Daniel Kaluuya Nearly Quit Acting Before Jordan Peele Called Him for Get Out

Daniel Kaluuya almost called his acting career quits before getting the call that changed everything.

During a conversation with “Nope” and “Get Out” creator Jordan Peele for Essence magazine, the 33-year-old opened up about how hard it had been to get roles as a Black actor.

“I’ve never told you this, but when you reached out to me and we had that Skype, I was really disillusioned with acting,” Kaluuya confessed. “I had stopped acting for like a year and a half. I checked out, because I was just like, this isn’t working. I wasn’t getting roles, because racism and all this kind of stuff — so you reaching out was like, ‘OK, I’m not crazy. It’s proper. It’s going to be alright.'”

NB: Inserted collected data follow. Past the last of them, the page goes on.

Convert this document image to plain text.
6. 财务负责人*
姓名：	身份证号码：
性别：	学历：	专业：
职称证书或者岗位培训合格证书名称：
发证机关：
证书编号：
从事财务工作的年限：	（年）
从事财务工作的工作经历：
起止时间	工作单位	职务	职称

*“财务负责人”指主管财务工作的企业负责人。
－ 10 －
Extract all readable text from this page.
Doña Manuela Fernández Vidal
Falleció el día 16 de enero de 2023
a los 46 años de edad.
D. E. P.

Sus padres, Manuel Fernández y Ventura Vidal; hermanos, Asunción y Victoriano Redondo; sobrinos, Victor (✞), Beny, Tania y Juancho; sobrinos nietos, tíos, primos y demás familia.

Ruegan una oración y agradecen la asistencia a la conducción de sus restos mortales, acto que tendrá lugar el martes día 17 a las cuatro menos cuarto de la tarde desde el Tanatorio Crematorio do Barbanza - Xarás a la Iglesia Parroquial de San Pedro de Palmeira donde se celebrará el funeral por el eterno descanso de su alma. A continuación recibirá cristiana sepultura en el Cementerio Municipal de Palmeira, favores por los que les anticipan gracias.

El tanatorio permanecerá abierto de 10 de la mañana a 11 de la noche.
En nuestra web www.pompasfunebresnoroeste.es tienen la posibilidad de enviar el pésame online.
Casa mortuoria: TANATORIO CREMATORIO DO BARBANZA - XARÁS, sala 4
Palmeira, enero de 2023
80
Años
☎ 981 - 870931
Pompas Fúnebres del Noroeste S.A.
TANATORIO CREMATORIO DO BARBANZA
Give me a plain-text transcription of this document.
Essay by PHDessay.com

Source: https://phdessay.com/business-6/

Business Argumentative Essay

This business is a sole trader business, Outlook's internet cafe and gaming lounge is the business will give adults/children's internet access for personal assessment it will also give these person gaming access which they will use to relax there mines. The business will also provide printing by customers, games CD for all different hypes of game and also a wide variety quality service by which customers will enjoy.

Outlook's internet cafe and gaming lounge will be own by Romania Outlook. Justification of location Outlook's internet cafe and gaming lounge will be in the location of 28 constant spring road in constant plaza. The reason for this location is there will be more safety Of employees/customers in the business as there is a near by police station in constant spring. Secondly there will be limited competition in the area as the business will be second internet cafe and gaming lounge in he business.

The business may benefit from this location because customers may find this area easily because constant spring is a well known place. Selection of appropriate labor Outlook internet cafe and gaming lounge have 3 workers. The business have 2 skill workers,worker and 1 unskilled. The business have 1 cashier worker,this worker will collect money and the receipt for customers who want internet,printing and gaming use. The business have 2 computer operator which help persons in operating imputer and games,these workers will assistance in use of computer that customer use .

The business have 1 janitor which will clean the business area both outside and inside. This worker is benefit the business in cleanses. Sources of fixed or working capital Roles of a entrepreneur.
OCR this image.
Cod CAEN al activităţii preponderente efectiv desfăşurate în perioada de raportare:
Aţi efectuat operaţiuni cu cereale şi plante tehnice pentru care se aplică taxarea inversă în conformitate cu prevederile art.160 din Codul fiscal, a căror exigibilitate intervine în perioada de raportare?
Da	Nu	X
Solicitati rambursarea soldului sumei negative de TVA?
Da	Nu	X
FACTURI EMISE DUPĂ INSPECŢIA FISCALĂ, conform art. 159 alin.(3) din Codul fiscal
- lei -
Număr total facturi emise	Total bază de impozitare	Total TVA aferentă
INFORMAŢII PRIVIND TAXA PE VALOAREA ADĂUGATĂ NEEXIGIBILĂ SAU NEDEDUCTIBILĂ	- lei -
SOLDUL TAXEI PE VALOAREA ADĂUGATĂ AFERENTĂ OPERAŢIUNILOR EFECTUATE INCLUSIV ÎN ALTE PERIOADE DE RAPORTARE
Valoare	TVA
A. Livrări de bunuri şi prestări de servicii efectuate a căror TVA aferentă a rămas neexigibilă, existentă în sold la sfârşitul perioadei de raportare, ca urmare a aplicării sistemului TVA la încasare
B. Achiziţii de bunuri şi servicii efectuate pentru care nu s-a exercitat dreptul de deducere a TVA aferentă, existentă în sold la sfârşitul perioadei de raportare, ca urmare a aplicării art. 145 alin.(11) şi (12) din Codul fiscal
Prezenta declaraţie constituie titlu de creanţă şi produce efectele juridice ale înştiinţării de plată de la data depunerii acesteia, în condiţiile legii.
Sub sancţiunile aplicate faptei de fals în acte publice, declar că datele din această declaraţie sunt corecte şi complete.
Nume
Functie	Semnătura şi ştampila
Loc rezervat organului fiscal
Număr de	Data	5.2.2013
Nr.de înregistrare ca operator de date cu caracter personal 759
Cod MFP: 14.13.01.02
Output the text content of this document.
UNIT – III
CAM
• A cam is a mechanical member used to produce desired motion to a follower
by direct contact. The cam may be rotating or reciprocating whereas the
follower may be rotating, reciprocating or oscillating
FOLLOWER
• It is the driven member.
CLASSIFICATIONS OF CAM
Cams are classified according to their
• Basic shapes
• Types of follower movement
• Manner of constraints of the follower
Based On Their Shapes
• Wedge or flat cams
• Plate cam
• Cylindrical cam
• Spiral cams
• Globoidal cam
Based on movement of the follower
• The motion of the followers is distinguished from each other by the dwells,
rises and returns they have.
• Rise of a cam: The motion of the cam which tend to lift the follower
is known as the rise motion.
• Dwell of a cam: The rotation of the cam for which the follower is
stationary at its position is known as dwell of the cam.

Peele had discovered the “Judas and the Black Messiah” star in his “Fifteen Million Merits” episode of Netflix’s anthology series “Black Mirror.”

“Get Out” became Kaluuya’s breakout role and won both critical and commercial success. The film grossed $225 million internationally and holds a 98 percent fresh rating on Rotten Tomatoes. Peele received his first Oscar Award for Best Original Screenplay. Since the movie’s release, Kaluuya has had no trouble landing roles and won the Oscar for Best Supporting Actor for his work in “Judas and the Black Messiah” in 2021.

The “Us” director noted that he had witnessed a shift in how Kaluuya had decided to take on the roles that were offered to him after the film’s massive impact. “It seems like after that project, you came with a real intention about how you wanted to shape your career,” he said.

Daniel responded, “I did. I was just like, If it’s not a ‘f— yeah,’ it’s a no. That kind of cleaned house. A ‘ F— yeah’ to me is when you’re doing plays, you’re doing it for 400 pound a week. That’s pre-agent, pre-tax, pre-everything. So I was like, ‘Would I do this for 400 pound a week?’ And if the answer was yes, then all right, cool, I’ll do it.”

Now according to Kaluuya, any future projects would have to feature a “three-dimensional character” with a true arc for him to get excited about it.

“I want to go into places that I don’t know I can. I want three-dimensional characters. I want to tell the story, no matter how big or how small,” he said. “In ‘Widows,’ I’m not in the film that much, but my character had an arc—he had a story and an evolution. As long as that’s there, then I can engage with it.”